La difesa aveva chiesto la sostituzione con una misura interdittiva, evidenziando che:

  • L’imputato aveva già rinunciato e revocato tutti gli incarichi professionali.

  • Era stato cancellato dall’Albo Speciale degli Avvocati e sospeso in via disciplinare.

  • Era stata avviata una procedura di radiazione, rendendo di fatto impossibile la reiterazione del reato.

  • Il Tribunale aveva ritenuto irrilevanti queste circostanze, confermando la necessità degli arresti domiciliari.

A.A. ha presentato ricorso per Cassazione, contestando:

  1. Mancanza di motivazione sulla necessità della misura più afflittiva

Il Tribunale avrebbe ignorato gli elementi che escludevano il pericolo di reiterazione del reato, in particolare la sua impossibilità di esercitare la professione.

  1. Errata valutazione delle esigenze cautelari

Il giudice di merito avrebbe sovrastimato il rischio di inquinamento probatorio, nonostante lo stesso PM non lo ritenesse più sussistente.


La decisione della Cassazione

La Suprema Corte ha accolto il ricorso, stabilendo che:

1. La misura cautelare deve essere proporzionata alle esigenze cautelari

Il Tribunale di Taranto ha omesso di valutare in modo adeguato la possibilità di applicare una misura meno afflittiva.

La giurisprudenza impone che il giudice motivi in modo specifico perché una misura meno grave non sarebbe sufficiente a tutelare le esigenze cautelari (Cass. Sez. U, n. 20769/2017, Bazzani).

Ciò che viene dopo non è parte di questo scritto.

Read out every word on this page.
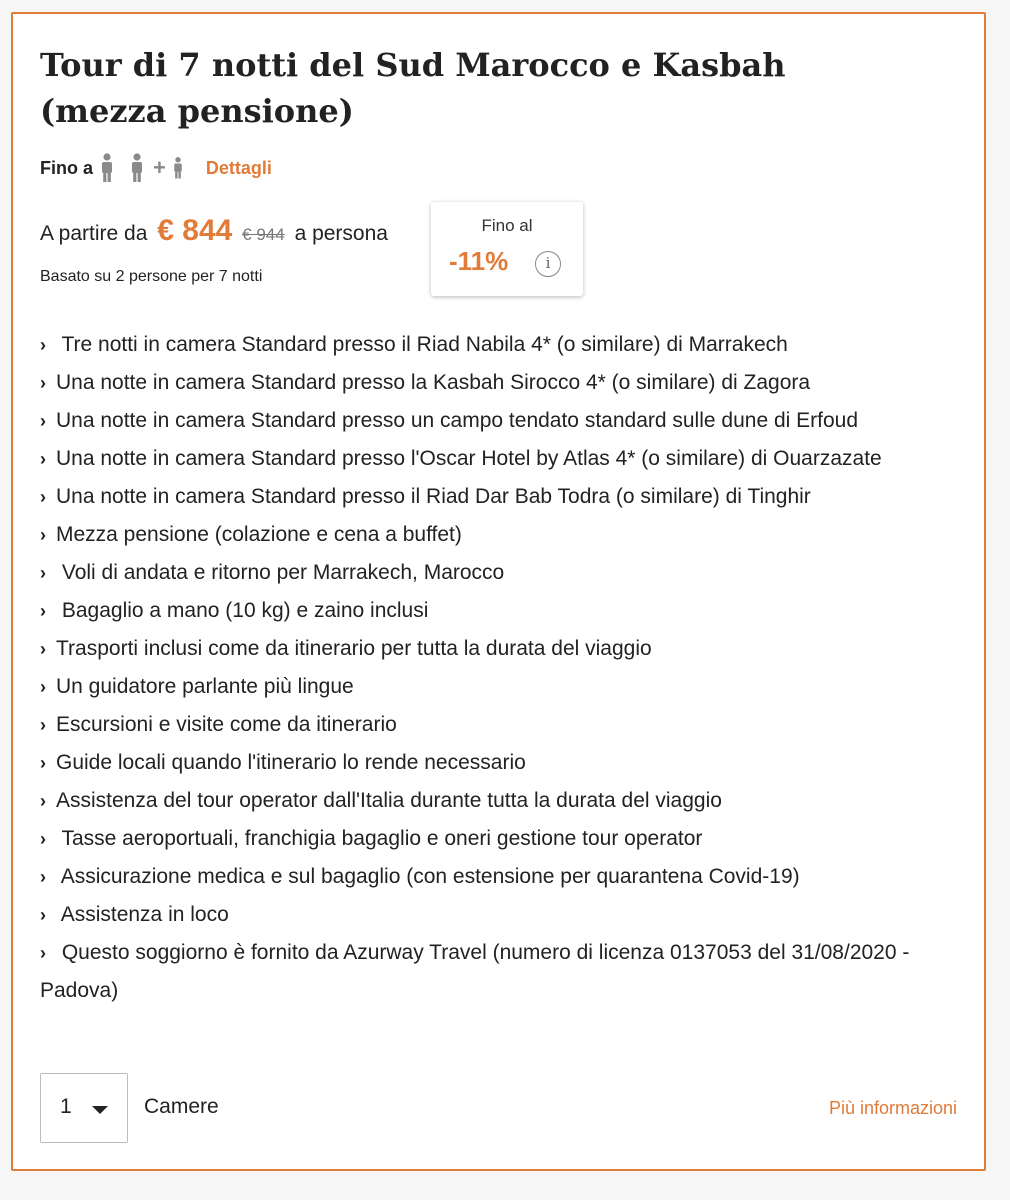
Tour di 7 notti del Sud Marocco e Kasbah (mezza pensione)
Fino a	+ Dettagli
A partire da € 844 € 944 a persona
Basato su 2 persone per 7 notti
Fino al
-11%	i
› Tre notti in camera Standard presso il Riad Nabila 4* (o similare) di Marrakech
› Una notte in camera Standard presso la Kasbah Sirocco 4* (o similare) di Zagora
› Una notte in camera Standard presso un campo tendato standard sulle dune di Erfoud
› Una notte in camera Standard presso l'Oscar Hotel by Atlas 4* (o similare) di Ouarzazate
› Una notte in camera Standard presso il Riad Dar Bab Todra (o similare) di Tinghir
› Mezza pensione (colazione e cena a buffet)
› Voli di andata e ritorno per Marrakech, Marocco
› Bagaglio a mano (10 kg) e zaino inclusi
› Trasporti inclusi come da itinerario per tutta la durata del viaggio
› Un guidatore parlante più lingue
› Escursioni e visite come da itinerario
› Guide locali quando l'itinerario lo rende necessario
› Assistenza del tour operator dall'Italia durante tutta la durata del viaggio
› Tasse aeroportuali, franchigia bagaglio e oneri gestione tour operator
› Assicurazione medica e sul bagaglio (con estensione per quarantena Covid-19)
› Assistenza in loco
› Questo soggiorno è fornito da Azurway Travel (numero di licenza 0137053 del 31/08/2020 - Padova)
1	Camere	Più informazioni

2. La documentazione presentata dalla difesa doveva essere valutata nel suo complesso

Il Tribunale ha esaminato solo singoli elementi, senza considerare il quadro complessivo:

Il ricorrente era stato cancellato dall’Albo Speciale e sospeso dall’Ordine degli Avvocati.

Era già in corso una procedura di radiazione, che lo avrebbe reso definitivamente impossibilitato a reiterare il reato.

Il giudice di merito ha valutato separatamente questi elementi, senza considerare il loro effetto cumulativo nel ridurre il rischio di recidiva.

3. Il rischio di inquinamento probatorio era stato sopravvalutato

Il PM non aveva segnalato il rischio di inquinamento probatorio come attuale, ma il Tribunale ha comunque confermato la misura cautelare su questa base.

Il principio di legalità impone che la motivazione del giudice sia fondata su elementi concreti e non su mere ipotesi (Cass. Sez. 6, n. 38423/2022, Saviano).


Conclusioni

La sentenza ha affermato in tema di misure cautelari per i reati di peculato:

  • Il giudice deve valutare nel complesso gli elementi che incidono sulla possibilità di reiterazione del reato, senza limitarsi a esaminarli separatamente.

  • Se il rischio di recidiva è ridotto da provvedimenti già adottati (sospensione dall’Albo, cancellazione professionale, revoca degli incarichi), il giudice deve motivare in modo dettagliato perché ritiene comunque necessaria la misura più grave.

  • Non è legittimo confermare una misura cautelare sulla base di un rischio di inquinamento probatorio non più attuale.